Tini accusa Di Marco: «Cacciata senza motivazioni»

14 Giugno 2018

CASTELLALTO. «Sono serena ma allo stesso tempo amareggiata». Valentina Tini, ormai ex assessore al Comune di Castellalto, rompe il silenzio a poche settimane di distanza dalla revoca prima delle...

CASTELLALTO. «Sono serena ma allo stesso tempo amareggiata». Valentina Tini, ormai ex assessore al Comune di Castellalto, rompe il silenzio a poche settimane di distanza dalla revoca prima delle deleghe e successivamente dell’assessorato da parte del sindaco Vincenzo Di Marco. La revoca delle deleghe è stata motivata dal sindaco perché “ha disatteso alcune decisioni assunte dal gruppo di maggioranza e dalla giunta…”. «Affermazione fuorviante e tendenziosa», sostiene Tini, «anzi al contrario, sono stata sempre in linea con gli indirizzi politico-amministrativi assunti dalla giunta e dai consiglieri di maggioranza.
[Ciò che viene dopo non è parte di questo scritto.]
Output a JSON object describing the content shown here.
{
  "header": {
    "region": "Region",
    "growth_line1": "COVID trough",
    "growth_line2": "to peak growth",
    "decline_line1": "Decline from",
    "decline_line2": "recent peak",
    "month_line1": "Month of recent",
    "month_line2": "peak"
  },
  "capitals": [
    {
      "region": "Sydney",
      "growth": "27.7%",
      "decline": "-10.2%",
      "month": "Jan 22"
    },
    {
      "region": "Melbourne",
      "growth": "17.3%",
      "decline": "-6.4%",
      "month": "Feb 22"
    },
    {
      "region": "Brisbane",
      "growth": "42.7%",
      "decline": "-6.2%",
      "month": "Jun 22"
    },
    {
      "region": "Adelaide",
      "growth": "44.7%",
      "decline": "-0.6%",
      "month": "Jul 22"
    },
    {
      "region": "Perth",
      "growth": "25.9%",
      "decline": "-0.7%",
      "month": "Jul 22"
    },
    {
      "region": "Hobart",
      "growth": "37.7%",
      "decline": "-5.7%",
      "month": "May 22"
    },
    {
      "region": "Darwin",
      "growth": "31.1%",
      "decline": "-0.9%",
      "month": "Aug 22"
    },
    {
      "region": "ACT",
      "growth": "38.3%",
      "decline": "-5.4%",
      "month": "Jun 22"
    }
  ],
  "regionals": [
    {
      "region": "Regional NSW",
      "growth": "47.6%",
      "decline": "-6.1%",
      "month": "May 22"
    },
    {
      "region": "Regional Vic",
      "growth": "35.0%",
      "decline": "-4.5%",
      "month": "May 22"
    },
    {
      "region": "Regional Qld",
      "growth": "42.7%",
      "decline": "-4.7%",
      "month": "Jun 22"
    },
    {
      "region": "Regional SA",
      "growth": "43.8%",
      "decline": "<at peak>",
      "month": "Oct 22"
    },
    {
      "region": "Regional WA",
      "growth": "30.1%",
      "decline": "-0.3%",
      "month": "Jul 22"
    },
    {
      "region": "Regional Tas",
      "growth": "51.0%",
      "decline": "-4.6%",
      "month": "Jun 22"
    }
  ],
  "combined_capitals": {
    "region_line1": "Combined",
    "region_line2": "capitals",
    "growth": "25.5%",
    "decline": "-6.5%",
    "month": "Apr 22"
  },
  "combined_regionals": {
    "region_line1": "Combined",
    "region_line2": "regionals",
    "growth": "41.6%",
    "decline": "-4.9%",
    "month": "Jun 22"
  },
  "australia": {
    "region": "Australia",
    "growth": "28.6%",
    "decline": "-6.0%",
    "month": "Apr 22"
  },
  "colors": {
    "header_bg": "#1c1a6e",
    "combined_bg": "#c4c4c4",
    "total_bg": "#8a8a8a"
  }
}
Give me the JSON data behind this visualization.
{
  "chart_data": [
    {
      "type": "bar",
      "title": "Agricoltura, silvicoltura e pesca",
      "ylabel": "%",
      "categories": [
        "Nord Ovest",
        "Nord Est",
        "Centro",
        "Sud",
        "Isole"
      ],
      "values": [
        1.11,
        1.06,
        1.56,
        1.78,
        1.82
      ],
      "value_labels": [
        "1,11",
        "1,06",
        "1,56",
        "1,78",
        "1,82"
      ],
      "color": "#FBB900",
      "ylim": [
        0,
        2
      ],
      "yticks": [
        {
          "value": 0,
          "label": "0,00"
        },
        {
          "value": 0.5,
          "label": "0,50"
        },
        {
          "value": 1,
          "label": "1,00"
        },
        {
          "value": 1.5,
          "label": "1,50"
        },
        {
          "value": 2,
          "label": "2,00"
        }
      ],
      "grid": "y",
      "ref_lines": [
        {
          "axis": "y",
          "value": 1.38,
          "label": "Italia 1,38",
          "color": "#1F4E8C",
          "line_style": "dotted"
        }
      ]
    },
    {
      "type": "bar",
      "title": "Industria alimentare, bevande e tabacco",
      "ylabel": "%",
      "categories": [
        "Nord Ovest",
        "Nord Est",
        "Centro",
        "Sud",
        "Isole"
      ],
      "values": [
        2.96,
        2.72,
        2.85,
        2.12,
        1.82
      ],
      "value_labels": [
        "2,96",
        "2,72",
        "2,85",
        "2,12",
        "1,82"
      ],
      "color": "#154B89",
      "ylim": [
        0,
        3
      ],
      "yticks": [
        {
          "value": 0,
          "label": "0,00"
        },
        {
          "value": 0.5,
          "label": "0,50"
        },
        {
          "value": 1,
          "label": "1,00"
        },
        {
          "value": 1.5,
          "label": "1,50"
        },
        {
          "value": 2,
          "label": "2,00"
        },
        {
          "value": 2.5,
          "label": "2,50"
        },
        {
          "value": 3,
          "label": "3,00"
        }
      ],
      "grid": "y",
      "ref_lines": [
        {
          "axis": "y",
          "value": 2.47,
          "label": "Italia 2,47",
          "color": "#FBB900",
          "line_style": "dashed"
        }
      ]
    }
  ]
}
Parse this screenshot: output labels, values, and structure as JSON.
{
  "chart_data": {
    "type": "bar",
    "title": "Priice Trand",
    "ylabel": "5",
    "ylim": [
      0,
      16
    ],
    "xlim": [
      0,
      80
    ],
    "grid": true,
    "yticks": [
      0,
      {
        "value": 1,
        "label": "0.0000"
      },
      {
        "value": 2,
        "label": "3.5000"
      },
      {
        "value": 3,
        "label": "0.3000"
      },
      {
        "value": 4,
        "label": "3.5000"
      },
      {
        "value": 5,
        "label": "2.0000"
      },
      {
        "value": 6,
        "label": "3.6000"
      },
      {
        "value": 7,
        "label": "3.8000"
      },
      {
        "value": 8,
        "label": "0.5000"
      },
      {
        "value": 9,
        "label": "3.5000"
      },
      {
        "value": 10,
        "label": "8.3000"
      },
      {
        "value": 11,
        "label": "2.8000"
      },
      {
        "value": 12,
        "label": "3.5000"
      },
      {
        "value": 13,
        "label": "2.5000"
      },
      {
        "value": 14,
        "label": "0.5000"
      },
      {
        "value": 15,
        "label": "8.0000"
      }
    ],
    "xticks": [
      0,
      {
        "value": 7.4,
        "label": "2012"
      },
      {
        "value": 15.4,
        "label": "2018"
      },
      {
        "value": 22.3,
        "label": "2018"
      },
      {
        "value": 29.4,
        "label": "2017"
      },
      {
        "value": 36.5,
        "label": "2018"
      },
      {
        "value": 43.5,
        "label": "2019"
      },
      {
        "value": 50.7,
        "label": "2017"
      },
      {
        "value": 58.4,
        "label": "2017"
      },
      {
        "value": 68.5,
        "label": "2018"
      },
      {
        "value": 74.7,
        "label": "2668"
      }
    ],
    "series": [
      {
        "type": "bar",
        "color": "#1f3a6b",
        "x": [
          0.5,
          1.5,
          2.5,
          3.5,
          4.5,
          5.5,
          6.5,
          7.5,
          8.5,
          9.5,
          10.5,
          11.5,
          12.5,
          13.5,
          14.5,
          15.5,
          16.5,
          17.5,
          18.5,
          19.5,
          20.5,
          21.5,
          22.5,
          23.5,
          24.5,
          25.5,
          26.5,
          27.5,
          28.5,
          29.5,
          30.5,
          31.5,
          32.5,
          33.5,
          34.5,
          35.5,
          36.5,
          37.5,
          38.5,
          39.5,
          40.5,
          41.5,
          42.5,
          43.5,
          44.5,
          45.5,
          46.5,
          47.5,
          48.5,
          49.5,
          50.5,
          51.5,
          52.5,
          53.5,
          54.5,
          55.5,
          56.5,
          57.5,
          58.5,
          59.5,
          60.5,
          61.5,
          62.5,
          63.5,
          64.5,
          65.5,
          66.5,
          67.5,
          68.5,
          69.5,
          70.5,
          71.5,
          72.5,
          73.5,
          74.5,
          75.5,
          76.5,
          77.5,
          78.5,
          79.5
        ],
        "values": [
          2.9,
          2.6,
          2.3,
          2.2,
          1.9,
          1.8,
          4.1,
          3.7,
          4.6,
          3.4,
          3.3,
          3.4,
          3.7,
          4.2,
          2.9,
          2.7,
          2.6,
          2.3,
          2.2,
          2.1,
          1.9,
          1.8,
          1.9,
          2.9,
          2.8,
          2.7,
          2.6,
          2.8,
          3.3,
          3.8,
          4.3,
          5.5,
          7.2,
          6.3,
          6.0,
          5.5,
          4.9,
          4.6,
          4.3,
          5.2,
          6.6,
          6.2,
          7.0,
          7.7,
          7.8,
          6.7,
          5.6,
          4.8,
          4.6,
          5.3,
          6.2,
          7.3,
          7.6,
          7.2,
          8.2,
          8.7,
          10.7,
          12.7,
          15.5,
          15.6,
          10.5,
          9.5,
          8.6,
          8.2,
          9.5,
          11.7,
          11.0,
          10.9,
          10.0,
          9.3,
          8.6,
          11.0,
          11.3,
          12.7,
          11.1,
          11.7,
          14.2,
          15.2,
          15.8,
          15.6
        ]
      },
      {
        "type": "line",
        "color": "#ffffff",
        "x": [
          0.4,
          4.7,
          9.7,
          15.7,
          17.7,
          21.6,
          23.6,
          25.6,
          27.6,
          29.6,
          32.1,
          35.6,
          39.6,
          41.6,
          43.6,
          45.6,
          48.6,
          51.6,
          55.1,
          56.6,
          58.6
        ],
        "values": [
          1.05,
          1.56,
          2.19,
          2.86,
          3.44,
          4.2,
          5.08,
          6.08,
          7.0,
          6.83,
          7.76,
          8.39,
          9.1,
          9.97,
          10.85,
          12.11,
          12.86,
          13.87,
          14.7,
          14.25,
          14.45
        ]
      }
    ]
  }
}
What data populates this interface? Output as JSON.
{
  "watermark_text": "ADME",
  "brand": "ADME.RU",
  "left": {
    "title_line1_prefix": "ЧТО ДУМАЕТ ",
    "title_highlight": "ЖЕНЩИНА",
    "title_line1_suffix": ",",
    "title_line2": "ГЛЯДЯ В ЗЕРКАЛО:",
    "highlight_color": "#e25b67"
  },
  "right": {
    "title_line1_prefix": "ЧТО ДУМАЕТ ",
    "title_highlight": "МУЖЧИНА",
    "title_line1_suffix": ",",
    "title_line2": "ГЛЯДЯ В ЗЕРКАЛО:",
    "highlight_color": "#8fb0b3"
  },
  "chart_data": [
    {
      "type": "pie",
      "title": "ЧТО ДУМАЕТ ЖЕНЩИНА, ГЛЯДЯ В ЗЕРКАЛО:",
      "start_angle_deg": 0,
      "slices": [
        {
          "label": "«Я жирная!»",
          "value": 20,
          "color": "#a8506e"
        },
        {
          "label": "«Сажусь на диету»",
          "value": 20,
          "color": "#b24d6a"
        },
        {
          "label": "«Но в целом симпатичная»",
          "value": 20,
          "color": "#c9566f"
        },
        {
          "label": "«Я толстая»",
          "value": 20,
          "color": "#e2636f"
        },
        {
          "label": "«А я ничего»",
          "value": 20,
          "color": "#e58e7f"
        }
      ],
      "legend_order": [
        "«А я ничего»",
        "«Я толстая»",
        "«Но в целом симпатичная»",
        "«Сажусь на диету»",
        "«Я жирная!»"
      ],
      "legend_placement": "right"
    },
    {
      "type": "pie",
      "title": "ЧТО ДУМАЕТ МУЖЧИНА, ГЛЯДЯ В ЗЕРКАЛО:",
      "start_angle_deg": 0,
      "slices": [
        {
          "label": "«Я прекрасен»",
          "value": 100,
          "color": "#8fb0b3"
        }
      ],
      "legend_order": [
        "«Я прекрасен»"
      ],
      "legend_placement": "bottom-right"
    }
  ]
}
Indubbiamente non sono una persona che resta come riserva in panchina: a seguito della revoca delle deleghe non ho partecipato alle riunioni di giunta sentendomi esautorata dall’azione amministrativa».
Tini spiega ai suoi circa 400 elettori di aver trovato, dopo l’elezione, «un uomo solo al comando chiuso nelle segrete stanze del potere» e non, come pensava, «un gruppo ampio e plurale». E continua: «Ci sono stati provvedimenti che non ho condiviso pienamente, specificatamente mi riferisco ai costi relativi alla gestione del centro di raccolta intercomunale dei rifiuti in fase di apertura a Castelnuovo Vomano. La gestione diretta proposta dal sindaco meritava approfondimenti attraverso un’analisi più accurata dei costi che, a mio parere, risultano molto più dispendiosi per l’ente e di conseguenza per tutti i cittadini. Non è accettabile, per me, avere la preoccupazione di non poter dire la mia con il rischio (poi avveratosi) di vedermi tolte le deleghe e l’assessorato». Tini conclude dicendo che porterà avanti il suo ruolo da consigliere.